This frame correlation process is included in the frame independent sector that step 100 is calculated these voice.The calculating of this frame independent sector is by realizing according to relevant automatic recurrence (AR) the Model Calculation measurement vector of state.As indicated above, the relevant AR model of this state is used to be included in the correlativity between the Continuous Observation vector.Therefore, measurement vector is produced as follows according to above-mentioned equation [6]:
A wherein
iBe a diagonal matrix, e
tBe the relevant mean vector of the component in this HMM state, n
tFor having the Gaussian distribution of zero mean.
In step 120, the frame independent sector of these voice is imported into this Gauss model.Calculate this frame probability in step 104 then.In step 106, make this expectation value maximization estimate the AR coefficient that this state is relevant in the step described in above-mentioned the 3rd joint by basis.In one embodiment, can use above-mentioned equation [13] to estimate N diagonal angle correlation matrix simultaneously.
Fig. 2 is block scheme based on the frame correlation system 200 of HMM according to an embodiment of the invention.In an illustrated embodiment, this system 200 comprises that one returns (AR) analogue unit and an expectation value maximization unit 204 automatically.

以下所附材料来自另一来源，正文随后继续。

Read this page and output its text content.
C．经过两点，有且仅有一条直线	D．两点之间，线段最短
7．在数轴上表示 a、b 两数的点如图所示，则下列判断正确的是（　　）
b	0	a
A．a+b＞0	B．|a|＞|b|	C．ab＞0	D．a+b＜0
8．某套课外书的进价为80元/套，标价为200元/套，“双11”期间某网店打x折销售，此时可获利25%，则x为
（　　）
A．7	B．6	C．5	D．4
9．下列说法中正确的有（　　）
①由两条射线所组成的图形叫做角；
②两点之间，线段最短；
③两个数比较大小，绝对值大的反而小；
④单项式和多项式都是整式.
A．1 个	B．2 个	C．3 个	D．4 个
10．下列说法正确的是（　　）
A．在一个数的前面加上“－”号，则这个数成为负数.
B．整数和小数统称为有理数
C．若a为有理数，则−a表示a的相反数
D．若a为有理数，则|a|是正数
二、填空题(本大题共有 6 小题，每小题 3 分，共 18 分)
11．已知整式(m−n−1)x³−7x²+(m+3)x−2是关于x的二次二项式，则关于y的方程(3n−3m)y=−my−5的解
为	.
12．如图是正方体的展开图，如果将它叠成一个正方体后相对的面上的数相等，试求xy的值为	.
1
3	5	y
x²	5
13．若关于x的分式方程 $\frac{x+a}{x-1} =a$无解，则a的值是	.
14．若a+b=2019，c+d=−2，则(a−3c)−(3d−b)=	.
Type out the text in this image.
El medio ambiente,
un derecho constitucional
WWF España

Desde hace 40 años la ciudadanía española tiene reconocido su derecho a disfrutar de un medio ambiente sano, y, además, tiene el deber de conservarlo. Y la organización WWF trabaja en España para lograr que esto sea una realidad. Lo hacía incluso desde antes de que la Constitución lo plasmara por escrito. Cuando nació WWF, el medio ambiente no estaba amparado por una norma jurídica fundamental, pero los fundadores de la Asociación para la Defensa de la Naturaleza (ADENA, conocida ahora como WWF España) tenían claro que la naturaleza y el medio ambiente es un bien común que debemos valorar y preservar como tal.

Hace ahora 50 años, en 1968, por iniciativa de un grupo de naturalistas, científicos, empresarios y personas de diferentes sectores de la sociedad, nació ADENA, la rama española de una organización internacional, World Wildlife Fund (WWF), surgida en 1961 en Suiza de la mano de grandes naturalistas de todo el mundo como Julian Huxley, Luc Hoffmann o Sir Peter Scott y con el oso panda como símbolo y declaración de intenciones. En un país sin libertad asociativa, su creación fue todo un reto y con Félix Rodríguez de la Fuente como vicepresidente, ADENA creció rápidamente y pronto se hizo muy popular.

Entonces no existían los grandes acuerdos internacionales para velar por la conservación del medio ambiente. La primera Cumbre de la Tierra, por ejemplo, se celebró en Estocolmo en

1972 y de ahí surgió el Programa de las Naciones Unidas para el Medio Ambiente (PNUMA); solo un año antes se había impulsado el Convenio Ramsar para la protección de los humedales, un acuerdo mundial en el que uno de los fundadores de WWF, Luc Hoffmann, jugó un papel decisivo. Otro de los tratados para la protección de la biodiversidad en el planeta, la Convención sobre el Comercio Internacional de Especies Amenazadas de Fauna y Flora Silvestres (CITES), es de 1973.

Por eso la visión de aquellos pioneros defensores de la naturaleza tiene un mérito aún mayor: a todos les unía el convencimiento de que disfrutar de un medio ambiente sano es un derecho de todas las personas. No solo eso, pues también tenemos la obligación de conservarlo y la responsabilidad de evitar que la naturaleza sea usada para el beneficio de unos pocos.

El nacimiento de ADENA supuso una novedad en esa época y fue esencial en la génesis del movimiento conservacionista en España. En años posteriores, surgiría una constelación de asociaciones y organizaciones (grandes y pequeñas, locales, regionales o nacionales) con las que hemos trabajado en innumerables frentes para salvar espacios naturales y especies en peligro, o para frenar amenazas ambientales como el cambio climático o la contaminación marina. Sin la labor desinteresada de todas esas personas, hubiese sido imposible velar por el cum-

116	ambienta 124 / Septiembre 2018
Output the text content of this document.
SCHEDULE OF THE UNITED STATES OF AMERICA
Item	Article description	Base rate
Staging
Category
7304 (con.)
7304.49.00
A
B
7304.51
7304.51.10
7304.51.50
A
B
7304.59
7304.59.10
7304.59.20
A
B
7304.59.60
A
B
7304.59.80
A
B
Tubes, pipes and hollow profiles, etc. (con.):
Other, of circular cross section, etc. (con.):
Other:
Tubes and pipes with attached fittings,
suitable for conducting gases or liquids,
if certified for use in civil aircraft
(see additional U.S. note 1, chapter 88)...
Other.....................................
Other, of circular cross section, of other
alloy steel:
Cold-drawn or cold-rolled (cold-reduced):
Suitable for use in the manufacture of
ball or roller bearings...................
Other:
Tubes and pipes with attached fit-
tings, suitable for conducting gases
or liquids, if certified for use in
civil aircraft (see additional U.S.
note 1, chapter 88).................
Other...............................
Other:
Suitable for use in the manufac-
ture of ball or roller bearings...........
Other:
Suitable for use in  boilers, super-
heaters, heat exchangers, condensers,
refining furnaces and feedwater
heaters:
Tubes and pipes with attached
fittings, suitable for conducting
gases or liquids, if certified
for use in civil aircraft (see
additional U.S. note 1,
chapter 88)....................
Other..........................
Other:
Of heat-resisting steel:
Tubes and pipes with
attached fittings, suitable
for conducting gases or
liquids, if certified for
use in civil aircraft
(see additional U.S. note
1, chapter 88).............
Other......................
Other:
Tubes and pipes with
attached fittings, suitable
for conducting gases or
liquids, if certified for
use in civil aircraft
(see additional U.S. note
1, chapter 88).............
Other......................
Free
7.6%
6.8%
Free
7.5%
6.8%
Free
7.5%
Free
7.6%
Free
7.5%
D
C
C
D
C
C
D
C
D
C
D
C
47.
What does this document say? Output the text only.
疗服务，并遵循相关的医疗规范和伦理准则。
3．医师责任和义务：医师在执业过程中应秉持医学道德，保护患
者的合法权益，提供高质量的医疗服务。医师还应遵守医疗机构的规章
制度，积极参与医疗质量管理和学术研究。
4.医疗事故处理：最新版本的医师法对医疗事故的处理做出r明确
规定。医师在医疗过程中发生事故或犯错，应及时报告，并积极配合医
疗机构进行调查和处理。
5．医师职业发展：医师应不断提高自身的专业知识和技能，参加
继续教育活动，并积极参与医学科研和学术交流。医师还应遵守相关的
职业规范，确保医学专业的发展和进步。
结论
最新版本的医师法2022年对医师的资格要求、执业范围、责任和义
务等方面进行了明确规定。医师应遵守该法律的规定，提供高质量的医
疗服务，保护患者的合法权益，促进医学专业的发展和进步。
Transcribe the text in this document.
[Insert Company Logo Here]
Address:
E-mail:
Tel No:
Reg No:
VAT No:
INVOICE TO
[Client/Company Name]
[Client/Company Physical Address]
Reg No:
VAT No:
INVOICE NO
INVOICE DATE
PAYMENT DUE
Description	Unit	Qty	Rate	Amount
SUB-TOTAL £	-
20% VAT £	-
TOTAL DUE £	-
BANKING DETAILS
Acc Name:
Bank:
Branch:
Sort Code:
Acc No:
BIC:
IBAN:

This AR analogue unit 202 receives diagonal matrix (a
i), mean vector (e that component is relevant
t) and have zero mean (n
t) Gaussian noise.Then, this AR functional unit 202 calculates a measurement vector (o
t).
This expectation value maximization unit 204 can comprise a Gauss model piece 206, expectation value piece 208 and maximization piece 210.This Gauss model piece 206 receives the measurement vector (o that is calculated
t) and calculate the frame probability.This measurement vector (o
t) and mean value (e
m), variance (W
m) and correlation matrix (a
M, i) together be sent to this expectation value piece 208, with the calibration γ of calculation expectation
m(t).In one embodiment, this expectation value piece 208 uses forward-reverse technology to calculate γ
m(t).
This maximization piece 210 receives the calibration (γ of expectation
mAnd the relevant AR coefficient (a of estimated state (t)),
i).This coefficient can be expressed as diagonal matrix.
5. result of experiment
The continuous speech recognition task that a big vocabulary is independent of the speaker is carried out above-mentioned application of model program.Wall street daily record 20k English task is carried out this experiment.This baseline system be one with the irrelevant HMM system (gender-independent within-word-triphone Gaussian-mixture tiedstate HMM system) of Gaussian Mixture association status in three sound words of sex.In this model set, each speech model has three states that set out (emitting state) and a left-to-right topology.Also use two quiet models.The first quiet model, very brief pause model, having can the uncared-for single state that sets out.The second quiet model is the complete threaded tree that is used to indicate the long mute periods state model that sets out.First and second differential of these voice and normalized record energy (log-energy) and these parameters are together turned to the cepstrum spectral coefficient (MFCC) of 12 Mel scales by parameter.This parametrization produces the eigenvector of one 39 dimension, and these eigenvectors are used the average normalization of cepstrum.These voice training data comprise 36696 pronunciation from SI-284 WSJ0 and WSJ1 set.The big vocabulary continuous speech recognition of ICRC (LVCSR) system is used based on the state of decision tree and trains, and it is concentrated and determines 6617 three sound states.Tabulation of 24k word and dictionary are used to this three gram language model.Use a dynamic network demoder to carry out all decodings.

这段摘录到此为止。